例えば貸方で負債が減ったとき、貸方で資産が減った、あるいは貸方で負債が増えたといった記載をする形です。

具体例をいくつか解説して借方と貸方を知る

ここまでいろいろなケースについて解説してきましたが、具体的な例を挙げていくと理解しやすいでしょう。
ここでは、3つのケース
・商品を売ったケース
・ATMから現金を引き出したケース
・接待を行ったケース

上記について解説します。
まず、一番シンプルな商品を売ったケースですが、1万円の商品が現金で売れた場合で紹介します。
この場合は、「商品が売れたこと」、「1万円の現金が入ったこと」の2つのイベントが発生する形です。
この2つのイベントを分けると、商品が売れたことは「収益の増加」、1万円の現金が入ったことは「資産の増加」(手元の資金が増えたので)になります。
さらに収益が増加することは、先ほどの項目の解説を参照すると貸方に記載する形です。
一方で資産の増加は、先ほどの項目の解説を参照すると借方に記載するという形になります。
ここで、簿記の上では一行に借方(原因)として「売上 1万円」、貸方(結果)として「現金 1万円」という記載です。

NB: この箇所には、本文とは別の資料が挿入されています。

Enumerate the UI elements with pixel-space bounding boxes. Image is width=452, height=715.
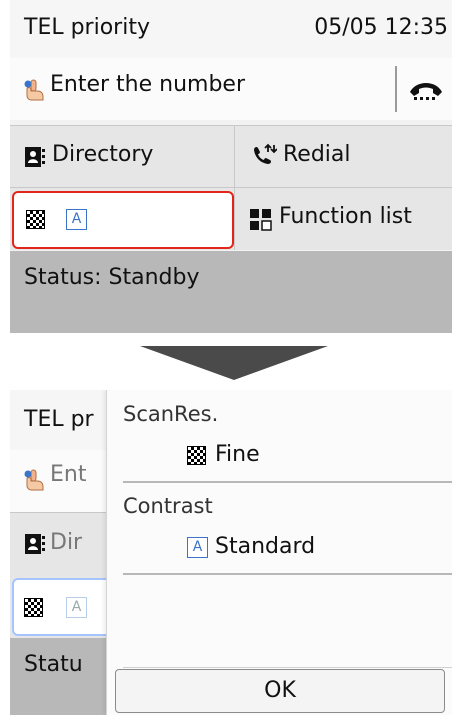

次にATMから10万円引き出した場合は、「手持ち資金に現金10万円が入ったこと」、「預金から10万円引き出したこと」に分けられます。
この2つのイベントについて分けていくと、手持ち資金に現金10万円が入ったことは、借方になります。
一方で、預金引出しで10万円減ったことは貸方になります。
この場合は、現金を資産の増加、預金の減少は資産の減少という形で仕分けする形です。

最後が取引先で接待を行って飲食代5万円と車代1万円を現金で支払った場合です。
これは、借方に「接待」、貸方に「飲食代と車代」(現金)の記載をします。
この場合は原因と結果に分けることから始めます。
接待で交際費を使った原因に対して現金で6万円使ったという結果が出てくるでしょう。
ここで原因と結果に分けたら、次に勘定科目を当てていく作業を行います。
原因(借方)となる接待を行った費用を交際費として振り分けます。
次に結果(貸方)となる現金を記入します。
これによって、借方に交際費6万円、貸方に現金6万円という記入ができるのです。

借方と貸方の仕分けをするコツ

最後に借方と貸方の仕分けをするコツとして、分かる所から埋める、借方と貸方の金額を一致させるという点です。

借方と貸方が分からなかったら、取りあえず原因か結果かに分けて借方と貸方のいずれかを埋めることです。
これによってその仕分けの全体像が少しわかってくるので、それを足掛かりにしていきます。

足掛かりのヒントとして、借方と貸方の金額を一致させることです。
借方と貸方のいずれかの金額がわかっていれば、それに一致する項目を見つけて記載するということができます。
例えば現金が5万円減ったという事実(結果)に対して、何が原因か調べたら材料を5万円使っているという原因が見つかって仕分けができたということになります。

このようにしてわからないと思われがちな借方と貸方を分かる範囲で記入し、借方と貸方を理解していきましょう。